The legislative budget conference committee approved the Democrats' controversial tax plan today on a majority vote, although some lawmakers acknowledged that the analysis is incomplete.
Democrats officially unveiled their plan Tuesday to raise taxes on income and vehicles but cut sales taxes. They asserted that the proposal would save taxpayers overall, but Republicans and Gov. Arnold Schwarzenegger's Department of Finance provided separate analysis showing that the plan would increase taxes on the middle class taxpayers.
Committee Chairwoman Denise Moreno Ducheny, D-San Diego, asked lawmakers to adopt the plan so the committee could establish the level of funding for schools -- a level determined by how much the state receives in revenues. Democrats embraced the plan in committee, although Sen. Mark Leno, D-San Francisco, said he welcomed any new data challenging the Democrats' contention that the proposal was a tax saver.
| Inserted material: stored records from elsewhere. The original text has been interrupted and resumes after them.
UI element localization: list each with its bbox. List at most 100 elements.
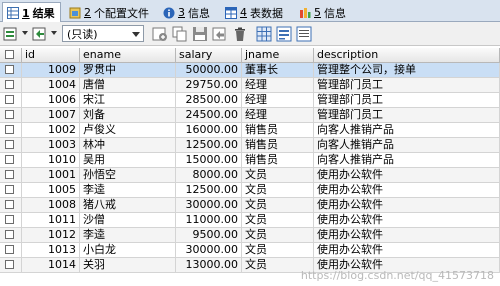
cell-jname[interactable]: 文员 — [242, 213, 314, 228]
cell-salary[interactable]: 29750.00 — [176, 78, 242, 93]
cell-id[interactable]: 1007 — [22, 108, 80, 123]
cell-salary[interactable]: 13000.00 — [176, 258, 242, 273]
cell-salary[interactable]: 12500.00 — [176, 183, 242, 198]
cell-salary[interactable]: 16000.00 — [176, 123, 242, 138]
cell-description[interactable]: 向客人推销产品 — [314, 123, 500, 138]
row-checkbox[interactable] — [5, 185, 14, 194]
cell-ename[interactable]: 卢俊义 — [80, 123, 176, 138]
cell-description[interactable]: 使用办公软件 — [314, 228, 500, 243]
insert-row-button[interactable] — [152, 26, 168, 42]
row-checkbox[interactable] — [5, 65, 14, 74]
cell-jname[interactable]: 经理 — [242, 78, 314, 93]
row-selector[interactable] — [0, 183, 22, 198]
cell-salary[interactable]: 12500.00 — [176, 138, 242, 153]
cell-salary[interactable]: 28500.00 — [176, 93, 242, 108]
column-header-id[interactable]: id — [22, 48, 80, 63]
cell-jname[interactable]: 文员 — [242, 228, 314, 243]
cell-id[interactable]: 1011 — [22, 213, 80, 228]
cell-description[interactable]: 向客人推销产品 — [314, 153, 500, 168]
cell-jname[interactable]: 文员 — [242, 243, 314, 258]
cell-id[interactable]: 1013 — [22, 243, 80, 258]
row-selector[interactable] — [0, 93, 22, 108]
row-checkbox[interactable] — [5, 260, 14, 269]
grid-view-button[interactable] — [256, 26, 272, 42]
cell-jname[interactable]: 经理 — [242, 93, 314, 108]
row-selector[interactable] — [0, 153, 22, 168]
table-row[interactable]: 1007 刘备 24500.00 经理 管理部门员工 — [0, 108, 500, 123]
cell-id[interactable]: 1009 — [22, 63, 80, 78]
cell-id[interactable]: 1002 — [22, 123, 80, 138]
row-checkbox[interactable] — [5, 95, 14, 104]
cell-description[interactable]: 管理部门员工 — [314, 108, 500, 123]
cell-ename[interactable]: 孙悟空 — [80, 168, 176, 183]
cell-id[interactable]: 1008 — [22, 198, 80, 213]
cell-id[interactable]: 1006 — [22, 93, 80, 108]
cell-id[interactable]: 1005 — [22, 183, 80, 198]
cell-id[interactable]: 1004 — [22, 78, 80, 93]
row-selector[interactable] — [0, 228, 22, 243]
cell-description[interactable]: 使用办公软件 — [314, 168, 500, 183]
cell-ename[interactable]: 猪八戒 — [80, 198, 176, 213]
save-button[interactable] — [192, 26, 208, 42]
cell-salary[interactable]: 30000.00 — [176, 243, 242, 258]
row-checkbox[interactable] — [5, 110, 14, 119]
cell-description[interactable]: 管理部门员工 — [314, 78, 500, 93]
row-selector[interactable] — [0, 78, 22, 93]
text-view-button[interactable] — [296, 26, 312, 42]
cell-description[interactable]: 向客人推销产品 — [314, 138, 500, 153]
cell-salary[interactable]: 50000.00 — [176, 63, 242, 78]
row-selector[interactable] — [0, 198, 22, 213]
cell-jname[interactable]: 经理 — [242, 108, 314, 123]
cell-id[interactable]: 1003 — [22, 138, 80, 153]
delete-button[interactable] — [232, 26, 248, 42]
tab-info[interactable]: 3 信息 — [158, 2, 216, 22]
cell-id[interactable]: 1012 — [22, 228, 80, 243]
row-selector[interactable] — [0, 243, 22, 258]
column-header-description[interactable]: description — [314, 48, 500, 63]
select-all-checkbox[interactable] — [5, 50, 14, 59]
cell-description[interactable]: 使用办公软件 — [314, 213, 500, 228]
row-checkbox[interactable] — [5, 200, 14, 209]
column-header-ename[interactable]: ename — [80, 48, 176, 63]
tab-profiles[interactable]: 2 个配置文件 — [64, 2, 155, 22]
cell-id[interactable]: 1010 — [22, 153, 80, 168]
export-button[interactable] — [3, 26, 29, 42]
cell-ename[interactable]: 李逵 — [80, 228, 176, 243]
row-selector[interactable] — [0, 213, 22, 228]
cell-description[interactable]: 管理整个公司，接单 — [314, 63, 500, 78]
cell-ename[interactable]: 小白龙 — [80, 243, 176, 258]
row-selector[interactable] — [0, 138, 22, 153]
cell-id[interactable]: 1001 — [22, 168, 80, 183]
table-row[interactable]: 1013 小白龙 30000.00 文员 使用办公软件 — [0, 243, 500, 258]
cell-ename[interactable]: 罗贯中 — [80, 63, 176, 78]
table-row[interactable]: 1001 孙悟空 8000.00 文员 使用办公软件 — [0, 168, 500, 183]
cell-jname[interactable]: 文员 — [242, 183, 314, 198]
cell-description[interactable]: 使用办公软件 — [314, 243, 500, 258]
cell-salary[interactable]: 9500.00 — [176, 228, 242, 243]
table-row[interactable]: 1012 李逵 9500.00 文员 使用办公软件 — [0, 228, 500, 243]
cell-ename[interactable]: 刘备 — [80, 108, 176, 123]
row-checkbox[interactable] — [5, 140, 14, 149]
tab-table-data[interactable]: 4 表数据 — [220, 2, 289, 22]
cell-ename[interactable]: 唐僧 — [80, 78, 176, 93]
row-checkbox[interactable] — [5, 245, 14, 254]
cell-salary[interactable]: 11000.00 — [176, 213, 242, 228]
cell-salary[interactable]: 8000.00 — [176, 168, 242, 183]
select-all-header[interactable] — [0, 48, 22, 63]
row-selector[interactable] — [0, 108, 22, 123]
table-row[interactable]: 1010 吴用 15000.00 销售员 向客人推销产品 — [0, 153, 500, 168]
cell-jname[interactable]: 销售员 — [242, 123, 314, 138]
cell-description[interactable]: 使用办公软件 — [314, 183, 500, 198]
table-row[interactable]: 1006 宋江 28500.00 经理 管理部门员工 — [0, 93, 500, 108]
row-checkbox[interactable] — [5, 80, 14, 89]
cell-jname[interactable]: 销售员 — [242, 153, 314, 168]
cell-description[interactable]: 管理部门员工 — [314, 93, 500, 108]
row-selector[interactable] — [0, 258, 22, 273]
readonly-mode-select[interactable]: (只读) — [62, 25, 144, 42]
cell-ename[interactable]: 林冲 — [80, 138, 176, 153]
form-view-button[interactable] — [276, 26, 292, 42]
cell-jname[interactable]: 文员 — [242, 198, 314, 213]
cell-salary[interactable]: 30000.00 — [176, 198, 242, 213]
table-row[interactable]: 1002 卢俊义 16000.00 销售员 向客人推销产品 — [0, 123, 500, 138]
cell-ename[interactable]: 李逵 — [80, 183, 176, 198]
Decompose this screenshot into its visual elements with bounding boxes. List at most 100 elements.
Approving the plan in conference committee is a relatively early step in the budget process. Ultimately, legislative leaders and Schwarzenegger will negotiate the proposal in or out of the budget.
Michael Cohen, deputy legislative analyst with the nonpartisan Legislative Analyst's Office, said he could not yet conclude whether the plan would result in higher or lower taxes for Californians. He said it was clear that some households would fare better and some worse, but his office is still reviewing the proposal.
Cohen said the plan would make California's tax system more volatile, but he was not sure how much more so. The problem, he said, was that the personal income tax is a more unpredictable revenue source than sales taxes.
But Cohen said taking greater advantage of taxes that are deductible on federal tax returns, like those on income and vehicles, was a step in the right direction from a policy standpoint.